Federated Learning with Flexible Architectures
Jong-Ik Park, Carlee Joe-Wong
TL;DR
This work tackles federated learning with heterogeneous clients by allowing per-client networks of varying widths and depths. It introduces layer grafting to ensure complete, uniform aggregation across architectures and a scalable weight-normalization scheme to mitigate scale disparities, with NAS guiding per-client architecture selection. Empirical results across CNNs (Pre-ResNet, MobileNetV2, EfficientNetV2) and a Transformer language model show improved global accuracy under IID and non-IID data and markedly better robustness to backdoor attacks compared with prior width/depth-flexible methods. The FedFA framework offers practical benefits for deploying FL in diverse, resource-constrained environments and points to future enhancements in scalability, security, and personalized NAS-driven architecture optimization.
Abstract
Traditional federated learning (FL) methods have limited support for clients with varying computational and communication abilities, leading to inefficiencies and potential inaccuracies in model training. This limitation hinders the widespread adoption of FL in diverse and resource-constrained environments, such as those with client devices ranging from powerful servers to mobile devices. To address this need, this paper introduces Federated Learning with Flexible Architectures (FedFA), an FL training algorithm that allows clients to train models of different widths and depths.
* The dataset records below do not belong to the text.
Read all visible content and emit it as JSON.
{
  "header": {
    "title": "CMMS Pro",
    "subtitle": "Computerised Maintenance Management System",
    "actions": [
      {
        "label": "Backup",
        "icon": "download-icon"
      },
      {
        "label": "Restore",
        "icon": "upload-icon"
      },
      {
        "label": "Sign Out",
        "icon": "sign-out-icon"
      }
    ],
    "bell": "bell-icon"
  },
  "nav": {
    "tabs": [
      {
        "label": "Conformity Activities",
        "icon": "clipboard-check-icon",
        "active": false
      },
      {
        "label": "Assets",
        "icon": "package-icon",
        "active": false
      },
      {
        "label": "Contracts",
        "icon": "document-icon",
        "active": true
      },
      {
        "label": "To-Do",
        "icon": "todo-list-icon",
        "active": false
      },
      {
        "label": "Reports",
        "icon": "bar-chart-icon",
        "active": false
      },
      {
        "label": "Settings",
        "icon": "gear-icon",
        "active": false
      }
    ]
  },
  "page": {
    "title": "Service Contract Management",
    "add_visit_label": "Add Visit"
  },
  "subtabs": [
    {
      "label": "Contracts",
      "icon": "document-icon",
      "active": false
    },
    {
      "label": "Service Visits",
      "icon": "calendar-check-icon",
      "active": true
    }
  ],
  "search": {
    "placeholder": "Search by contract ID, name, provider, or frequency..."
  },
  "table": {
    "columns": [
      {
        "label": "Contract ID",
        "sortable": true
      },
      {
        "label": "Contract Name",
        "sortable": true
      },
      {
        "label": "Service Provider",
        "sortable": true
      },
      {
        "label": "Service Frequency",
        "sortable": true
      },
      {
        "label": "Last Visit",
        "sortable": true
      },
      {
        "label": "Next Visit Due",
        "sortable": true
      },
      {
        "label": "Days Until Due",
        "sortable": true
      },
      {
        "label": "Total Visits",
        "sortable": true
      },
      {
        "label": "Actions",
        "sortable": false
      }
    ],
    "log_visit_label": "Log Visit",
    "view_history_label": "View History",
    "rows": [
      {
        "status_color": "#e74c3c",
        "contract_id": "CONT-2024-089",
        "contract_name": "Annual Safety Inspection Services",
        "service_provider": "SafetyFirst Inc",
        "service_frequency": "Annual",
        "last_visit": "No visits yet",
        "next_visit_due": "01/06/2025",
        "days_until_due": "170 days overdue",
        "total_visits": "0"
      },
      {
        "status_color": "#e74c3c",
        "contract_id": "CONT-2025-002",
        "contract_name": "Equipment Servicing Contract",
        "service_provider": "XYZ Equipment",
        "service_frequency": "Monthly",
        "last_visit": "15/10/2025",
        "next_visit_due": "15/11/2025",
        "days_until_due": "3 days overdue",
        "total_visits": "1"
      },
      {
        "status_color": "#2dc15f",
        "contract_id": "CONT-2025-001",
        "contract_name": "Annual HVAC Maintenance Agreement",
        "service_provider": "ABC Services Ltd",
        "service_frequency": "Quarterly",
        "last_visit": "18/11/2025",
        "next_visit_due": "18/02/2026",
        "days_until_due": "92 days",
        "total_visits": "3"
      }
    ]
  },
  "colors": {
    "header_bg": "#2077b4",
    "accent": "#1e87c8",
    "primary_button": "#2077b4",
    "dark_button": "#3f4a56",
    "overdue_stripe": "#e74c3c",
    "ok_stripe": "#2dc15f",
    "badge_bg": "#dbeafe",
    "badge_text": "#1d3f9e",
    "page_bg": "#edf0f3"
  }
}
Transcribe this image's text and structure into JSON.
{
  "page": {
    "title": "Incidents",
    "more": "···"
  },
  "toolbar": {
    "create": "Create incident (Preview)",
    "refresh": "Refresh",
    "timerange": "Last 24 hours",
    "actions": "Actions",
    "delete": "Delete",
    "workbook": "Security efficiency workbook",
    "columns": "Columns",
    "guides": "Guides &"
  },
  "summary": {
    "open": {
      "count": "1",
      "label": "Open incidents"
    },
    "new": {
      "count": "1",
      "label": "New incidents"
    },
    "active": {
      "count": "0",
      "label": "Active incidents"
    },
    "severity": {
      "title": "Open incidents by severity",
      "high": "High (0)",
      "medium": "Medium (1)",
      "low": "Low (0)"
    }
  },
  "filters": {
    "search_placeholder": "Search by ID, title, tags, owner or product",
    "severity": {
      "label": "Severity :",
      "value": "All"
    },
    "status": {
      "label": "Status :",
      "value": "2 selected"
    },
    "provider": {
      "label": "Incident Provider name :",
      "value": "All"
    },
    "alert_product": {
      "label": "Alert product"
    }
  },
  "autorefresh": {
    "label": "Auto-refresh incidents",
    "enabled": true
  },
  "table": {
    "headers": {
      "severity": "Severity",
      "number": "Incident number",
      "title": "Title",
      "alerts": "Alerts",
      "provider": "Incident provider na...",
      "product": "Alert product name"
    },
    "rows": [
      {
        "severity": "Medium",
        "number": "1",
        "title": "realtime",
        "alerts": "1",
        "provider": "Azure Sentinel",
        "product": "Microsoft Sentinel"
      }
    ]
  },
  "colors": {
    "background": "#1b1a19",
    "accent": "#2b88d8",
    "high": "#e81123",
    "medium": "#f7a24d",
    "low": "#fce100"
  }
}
Each client can select a network architecture suitable for its resources, with shallower and thinner networks requiring fewer computing resources for training. Unlike prior work in this area, FedFA incorporates the layer grafting technique to align clients' local architectures with the largest network architecture in the FL system during model aggregation. Layer grafting ensures that all client contributions are uniformly integrated into the global model, thereby minimizing the risk of any individual client's data skewing the model's parameters disproportionately and introducing security benefits. Moreover, FedFA introduces the scalable aggregation method to manage scale variations in weights among different network architectures. Experimentally, FedFA outperforms previous width and depth flexible aggregation strategies. Furthermore, FedFA demonstrates increased robustness against performance degradation in backdoor attack scenarios compared to earlier strategies.